More comparisons between the British countryside of today and that from 1959-1961 in the paintings of Charles Tunnicliffe in the Ladybird "What to look for..." series of books.
"... the hazel bush o'erhangs the thrush,
the spreading thorn, the linnet..."
Robert Burns (from: Now Westlin Winds)
(Copyright: Ladybird Books)
Autumn Picture 7
I love hedgerows. Quiet life goes on apace in a well-managed British countryside hedge, minding its own business between rounds of flailing, cutting or hedge laying (a traditional form of management for renewing a “leggy” and “gappy” hedge). This picture shows two common species of plant found in our hedgerows, especially older hedgerows. A hazel bush displays a fine crop of hazel nuts, while a dog rose below it has both scarlet red rose-hips and parasitic pincushion galls. The small blue-grey and ochre coloured bird in the middle of the hazel bush is a nuthatch. In the background, hedge clippings are being burned by a farm worker, while cows stand in the smoke of the fire to help keep biting flies away.
I wrote previously about the dog-rose here. Although I won’t repeat that story now, I do love to see wild rose hips, little shiny fat red blobs of encapsulated sun energy. It was the memory of spoonfuls of amazingly sweet and tasty rosehip syrup fed to both of us as children (as a rich source of Vitamin C) that encouraged my wife and I to have a go at making a batch a couple of years ago as part of our adventures with wild food. It was tasty but not quite how we remembered it, ours being runnier than that sweet, gloopy, golden-red/orange liquid of our childhood. The pincushion galls, the fluffy structures ont he rose stems, have been grown by the rose around the irritation caused by the larvae of small gall wasps of the family Cynipidae. In other words, the gall wasp is a parasite of the rose and induces the plant to provide a shelter for its developing larvae which feed on the rose’s tissues until ready to emerge as a winged wasp.
The hazel (Corylus avellana), a native woody shrub/small tree and one of the early post-glacial colonisers of Britain, is also one of the most useful and probably still one of the most used plants in our countryside. As well as the obvious production of hazelnuts, the hazel’s sticks and branches have been and continue to be a mainstay of the world of basket-weaving, fencing and countryside crafts (e.g. stick-making or “dressing” as it is known), and hazel was usually the wooden element of the wattle and daub (stick and mud) houses people were building in early (Bronze Age?) England at the same time that the early Scots were building multi-storey stone towers or “brochs” (but, heyho, we were all savages up here back then, weren’t we?). Hazel produces long, straight sticks easily after coppicing (cutting back down to the ground), and people have been coppicing hazel for 4000 years in Britain.
The New Atlas of the British and Irish Flora indicates that there has been no change apparent in the distribution of hazel since 1962. A supposed increase in the number of occupied areas in Scotland since then is likely simply to be the result of better recording. The New Atlas indicates that “high numbers of livestock, deer and squirrels can limit regeneration, and conifer planting and the cessation of woodland management may reduce abundance locally.”

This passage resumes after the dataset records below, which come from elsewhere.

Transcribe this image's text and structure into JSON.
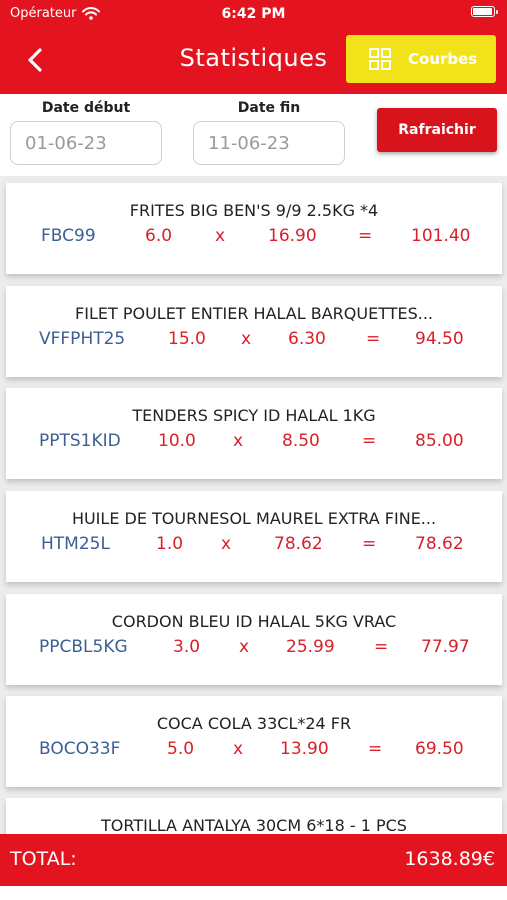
{
  "status_bar": {
    "carrier": "Opérateur",
    "time": "6:42 PM",
    "battery_level": 0.95
  },
  "header": {
    "title": "Statistiques",
    "courbes_label": "Courbes"
  },
  "filters": {
    "start_label": "Date début",
    "start_value": "01-06-23",
    "end_label": "Date fin",
    "end_value": "11-06-23",
    "refresh_label": "Rafraichir"
  },
  "items": [
    {
      "name": "FRITES BIG BEN'S 9/9 2.5KG *4",
      "code": "FBC99",
      "qty": "6.0",
      "times": "x",
      "price": "16.90",
      "equals": "=",
      "total": "101.40"
    },
    {
      "name": "FILET POULET ENTIER HALAL BARQUETTES...",
      "code": "VFFPHT25",
      "qty": "15.0",
      "times": "x",
      "price": "6.30",
      "equals": "=",
      "total": "94.50"
    },
    {
      "name": "TENDERS SPICY ID HALAL 1KG",
      "code": "PPTS1KID",
      "qty": "10.0",
      "times": "x",
      "price": "8.50",
      "equals": "=",
      "total": "85.00"
    },
    {
      "name": "HUILE DE TOURNESOL MAUREL EXTRA FINE...",
      "code": "HTM25L",
      "qty": "1.0",
      "times": "x",
      "price": "78.62",
      "equals": "=",
      "total": "78.62"
    },
    {
      "name": "CORDON BLEU ID HALAL 5KG VRAC",
      "code": "PPCBL5KG",
      "qty": "3.0",
      "times": "x",
      "price": "25.99",
      "equals": "=",
      "total": "77.97"
    },
    {
      "name": "COCA COLA 33CL*24 FR",
      "code": "BOCO33F",
      "qty": "5.0",
      "times": "x",
      "price": "13.90",
      "equals": "=",
      "total": "69.50"
    },
    {
      "name": "TORTILLA  ANTALYA 30CM 6*18 - 1 PCS"
    }
  ],
  "footer": {
    "total_label": "TOTAL:",
    "total_value": "1638.89€"
  },
  "colors": {
    "primary_red": "#e3141f",
    "accent_yellow": "#f2e21a",
    "code_blue": "#3b5f93"
  }
}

The bird in the picture, the Nuthatch (Sitta europaea) is a species always associated with trees – in woods, parklands and gardens. It is the only bird species in Britain that can easily walk vertically down tree trunks, on account of the arrangement of its toes. Nuthatches feed on invertebrates, seeds and nuts, wedging nuts into crevices and bashing them open with their strong, sharp beaks (“nuthatch”, from “nut hatchet”). Nuthatch abundance in the UK has increased rapidly since the mid 1970s and the upward trend continues.
The British Trust for Ornithology (BTO) identifies that this increase (a population increase of 178% between 1967 and 2008) has been accompanied by a range expansion into northern England and southern Scotland. The average date of egg laying by nuthatches has advanced by a whole 11 days between 1967 and 2008. Perhaps the expansion of population and range is changing in response to a warming trend and earlier Springs.